Need for Operative Intervention
Only two of the 43 patients in this study (4.7%) required an operation and none of the operations performed were during the day of presentation, as a result of trauma, or emergent in nature. Both patients requiring operative intervention suffered anoxic brain injuries after being found in a pool. These results were similar to the findings of Chotai et al.5 where only two (0.006%) of the patients received surgical intervention within 24 hours of presentation. These interventions included a bronchoscopy and extracorporeal membrane oxygenation. This evidence supported that a trauma surgeon and a trauma service are not needed to aid in the initial management of drowning patients due to the very low rate of traumatic injuries in this population and the low rate of operations needed in the acute setting.
Limitations
This study was limited by the low power and few numbers of drowning patients meeting inclusion criteria. Additional retrospective studies with more power are needed to verify these findings. The study was also retrospective in nature, with all the limitations inherent in that study design, and included all ages over a large timeframe (12 years).

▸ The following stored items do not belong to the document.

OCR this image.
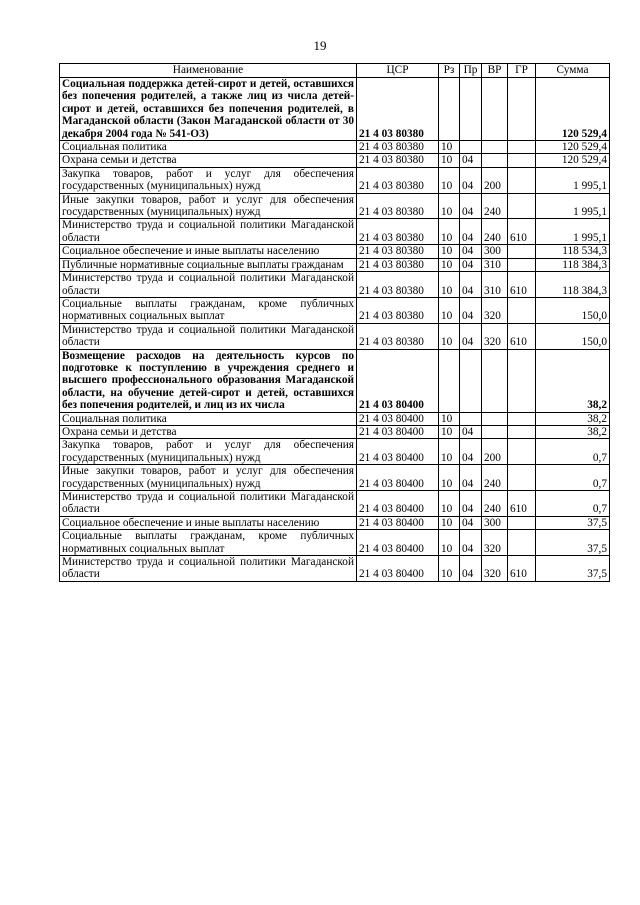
19
Наименование	ЦСР	Рз	Пр	ВР	ГР	Сумма
Социальная поддержка детей-сирот и детей, оставшихся без попечения родителей, а также лиц из числа детей-сирот и детей, оставшихся без попечения родителей, в Магаданской области (Закон Магаданской области от 30 декабря 2004 года № 541-ОЗ)	21 4 03 80380					120 529,4
Социальная политика	21 4 03 80380	10				120 529,4
Охрана семьи и детства	21 4 03 80380	10	04			120 529,4
Закупка товаров, работ и услуг для обеспечения государственных (муниципальных) нужд	21 4 03 80380	10	04	200		1 995,1
Иные закупки товаров, работ и услуг для обеспечения государственных (муниципальных) нужд	21 4 03 80380	10	04	240		1 995,1
Министерство труда и социальной политики Магаданской области	21 4 03 80380	10	04	240	610	1 995,1
Социальное обеспечение и иные выплаты населению	21 4 03 80380	10	04	300		118 534,3
Публичные нормативные социальные выплаты гражданам	21 4 03 80380	10	04	310		118 384,3
Министерство труда и социальной политики Магаданской области	21 4 03 80380	10	04	310	610	118 384,3
Социальные выплаты гражданам, кроме публичных нормативных социальных выплат	21 4 03 80380	10	04	320		150,0
Министерство труда и социальной политики Магаданской области	21 4 03 80380	10	04	320	610	150,0
Возмещение расходов на деятельность курсов по подготовке к поступлению в учреждения среднего и высшего профессионального образования Магаданской области, на обучение детей-сирот и детей, оставшихся без попечения родителей, и лиц из их числа	21 4 03 80400					38,2
Социальная политика	21 4 03 80400	10				38,2
Охрана семьи и детства	21 4 03 80400	10	04			38,2
Закупка товаров, работ и услуг для обеспечения государственных (муниципальных) нужд	21 4 03 80400	10	04	200		0,7
Иные закупки товаров, работ и услуг для обеспечения государственных (муниципальных) нужд	21 4 03 80400	10	04	240		0,7
Министерство труда и социальной политики Магаданской области	21 4 03 80400	10	04	240	610	0,7
Социальное обеспечение и иные выплаты населению	21 4 03 80400	10	04	300		37,5
Социальные выплаты гражданам, кроме публичных нормативных социальных выплат	21 4 03 80400	10	04	320		37,5
Министерство труда и социальной политики Магаданской области	21 4 03 80400	10	04	320	610	37,5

Future studies could evaluate outcomes of drowning patients that have been managed by emergency physicians or trauma teams and evaluate if there are statistical differences in mortality, hospital length of stay, injuries identified, ventilator days, and cost of admission.
CONCLUSION
Patients who presented with the sole mechanism of drowning or near drowning, and no witnessed or suspected traumatic mechanism, have a low rate of traumatic injuries. Work-up and treatment would be appropriate for emergency physicians without the need for a trauma activation. This would save patients the high cost of a trauma activation and allow the trauma services to direct their resources to patients with more severe injuries who may require the attention of a trauma surgeon.
ACKNOWLEDGEMENT
This project was presented at the 71st Annual Meeting of the Southwestern Surgical Congress, April 14 – 17, 2019, Huntington Beach, California.